Voici ma réponse à ce terrible argument, dont Diderot paroissoit si fier.

"Je crois avoir répondu au lettré, c’est-à-dire au fils d’un fermier général, que je ne plaignois pas les pauvres qu’il avoit apperçus sur le rempart attendant mon liard ; qu’apparemment il les en avoit amplement dédommagés ; que je l’établissois mon substitut ; que les pauvres de Paris n’auroient pas à se plaindre de cet échange ; que je n’en trouverois pas aisément un aussi bon pour ceux de Montmorency, qui en avoient beaucoup plus de besoin. Il y a ici un bon vieillard respectable, qui, après avoir passé sa vie à travailler, ne le pouvant plus, meurt de faim sur ses vieux jours. Ma conscience est plus contente des deux sous que je lui donne tous les lundis, que des cent liards que j’aurois distribués à tous les gueux du rempart. Vous êtes plaisants, vous autres philosophes, quand vous regardez tous les habitans des villes comme les seuls hommes auxquels vos devoirs vous lient. C’est à la campagne qu’on apprend à aimer & à servir l’humanité ; on n’apprend qu’à la mépriser dans les villes."

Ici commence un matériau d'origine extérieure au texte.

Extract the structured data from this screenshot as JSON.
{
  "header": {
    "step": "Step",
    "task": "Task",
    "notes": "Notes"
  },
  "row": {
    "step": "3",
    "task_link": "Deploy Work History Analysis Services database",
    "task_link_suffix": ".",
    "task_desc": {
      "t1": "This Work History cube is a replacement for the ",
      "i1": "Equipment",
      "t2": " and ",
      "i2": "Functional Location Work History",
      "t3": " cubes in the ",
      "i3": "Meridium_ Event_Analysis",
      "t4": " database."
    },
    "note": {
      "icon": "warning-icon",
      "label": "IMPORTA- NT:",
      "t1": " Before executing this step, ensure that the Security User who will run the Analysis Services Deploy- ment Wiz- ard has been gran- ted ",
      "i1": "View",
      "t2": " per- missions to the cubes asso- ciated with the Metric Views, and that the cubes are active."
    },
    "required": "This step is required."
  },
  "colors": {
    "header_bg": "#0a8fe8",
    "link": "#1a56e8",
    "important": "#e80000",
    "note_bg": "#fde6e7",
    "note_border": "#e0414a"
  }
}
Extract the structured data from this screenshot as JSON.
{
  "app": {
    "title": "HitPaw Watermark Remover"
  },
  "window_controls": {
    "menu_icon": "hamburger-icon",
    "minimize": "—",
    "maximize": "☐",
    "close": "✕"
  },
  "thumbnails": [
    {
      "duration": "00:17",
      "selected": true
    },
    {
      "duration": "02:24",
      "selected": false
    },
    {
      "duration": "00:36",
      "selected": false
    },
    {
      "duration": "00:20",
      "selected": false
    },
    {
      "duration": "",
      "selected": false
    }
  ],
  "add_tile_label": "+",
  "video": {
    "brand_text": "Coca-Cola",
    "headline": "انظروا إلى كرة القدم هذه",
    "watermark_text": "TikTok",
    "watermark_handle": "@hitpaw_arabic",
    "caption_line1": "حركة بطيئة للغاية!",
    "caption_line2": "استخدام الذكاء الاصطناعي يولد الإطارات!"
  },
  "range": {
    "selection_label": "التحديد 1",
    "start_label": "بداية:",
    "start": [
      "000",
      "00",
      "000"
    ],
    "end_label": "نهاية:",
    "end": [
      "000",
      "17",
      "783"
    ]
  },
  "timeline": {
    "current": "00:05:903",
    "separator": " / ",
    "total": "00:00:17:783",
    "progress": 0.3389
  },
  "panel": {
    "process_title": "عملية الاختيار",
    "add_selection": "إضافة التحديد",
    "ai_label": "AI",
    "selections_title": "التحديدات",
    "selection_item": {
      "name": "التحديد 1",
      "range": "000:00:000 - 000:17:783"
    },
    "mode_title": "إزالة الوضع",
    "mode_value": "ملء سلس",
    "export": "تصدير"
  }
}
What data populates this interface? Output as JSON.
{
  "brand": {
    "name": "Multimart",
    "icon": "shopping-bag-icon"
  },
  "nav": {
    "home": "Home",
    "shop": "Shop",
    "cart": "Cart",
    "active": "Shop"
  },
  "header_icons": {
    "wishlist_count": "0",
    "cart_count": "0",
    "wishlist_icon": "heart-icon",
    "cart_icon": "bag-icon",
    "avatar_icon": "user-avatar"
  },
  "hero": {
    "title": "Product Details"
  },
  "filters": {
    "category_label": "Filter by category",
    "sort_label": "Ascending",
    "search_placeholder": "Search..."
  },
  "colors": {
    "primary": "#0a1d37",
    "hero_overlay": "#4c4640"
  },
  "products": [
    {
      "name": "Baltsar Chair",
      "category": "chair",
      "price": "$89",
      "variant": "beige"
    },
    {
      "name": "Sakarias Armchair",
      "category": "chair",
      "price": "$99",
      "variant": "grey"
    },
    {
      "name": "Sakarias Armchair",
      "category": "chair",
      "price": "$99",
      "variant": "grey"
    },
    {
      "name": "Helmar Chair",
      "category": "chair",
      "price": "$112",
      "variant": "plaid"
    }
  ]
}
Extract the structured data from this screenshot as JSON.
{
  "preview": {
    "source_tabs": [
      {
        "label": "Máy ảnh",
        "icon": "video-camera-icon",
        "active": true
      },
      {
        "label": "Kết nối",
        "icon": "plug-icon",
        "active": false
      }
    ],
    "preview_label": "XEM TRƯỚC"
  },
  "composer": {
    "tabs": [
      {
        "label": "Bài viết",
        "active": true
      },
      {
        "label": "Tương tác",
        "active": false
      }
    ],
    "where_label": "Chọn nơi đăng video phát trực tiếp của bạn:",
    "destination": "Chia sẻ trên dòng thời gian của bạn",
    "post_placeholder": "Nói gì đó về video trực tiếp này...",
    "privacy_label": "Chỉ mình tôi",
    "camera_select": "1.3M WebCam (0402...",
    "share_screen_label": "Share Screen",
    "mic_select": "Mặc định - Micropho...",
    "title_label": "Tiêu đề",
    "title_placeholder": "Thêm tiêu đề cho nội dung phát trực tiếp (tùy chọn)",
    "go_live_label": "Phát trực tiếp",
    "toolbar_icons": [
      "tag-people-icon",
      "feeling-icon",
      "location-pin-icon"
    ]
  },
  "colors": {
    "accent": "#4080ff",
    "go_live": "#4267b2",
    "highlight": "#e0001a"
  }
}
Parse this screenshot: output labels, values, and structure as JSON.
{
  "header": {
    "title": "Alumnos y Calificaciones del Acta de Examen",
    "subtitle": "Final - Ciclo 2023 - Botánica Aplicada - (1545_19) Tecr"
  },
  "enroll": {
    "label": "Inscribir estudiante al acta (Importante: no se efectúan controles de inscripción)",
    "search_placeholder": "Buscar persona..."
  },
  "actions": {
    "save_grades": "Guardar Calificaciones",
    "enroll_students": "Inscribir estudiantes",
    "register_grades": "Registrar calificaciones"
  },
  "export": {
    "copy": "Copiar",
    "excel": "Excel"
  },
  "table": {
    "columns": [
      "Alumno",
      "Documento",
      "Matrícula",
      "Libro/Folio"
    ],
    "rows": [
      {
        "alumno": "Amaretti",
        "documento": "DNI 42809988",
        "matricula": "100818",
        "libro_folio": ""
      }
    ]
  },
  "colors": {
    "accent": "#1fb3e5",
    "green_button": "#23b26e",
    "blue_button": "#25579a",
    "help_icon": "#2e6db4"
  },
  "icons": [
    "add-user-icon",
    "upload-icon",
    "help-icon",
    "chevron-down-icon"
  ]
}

Tels étoient les singuliers scrupules sur lesquels un homme d’esprit avoit l’imbécillité de me faire sérieusement un crime de mon éloignement de Paris & prétendoit me prouver, par mon propre exemple, qu’on ne pouvoit vivre hors de la capitale sans être un méchant homme. Je ne comprends pas aujourd’hui comment j’eus la bêtise de lui répondre, & de me fâcher, au lieu de lui rire au nez pour toute réponse.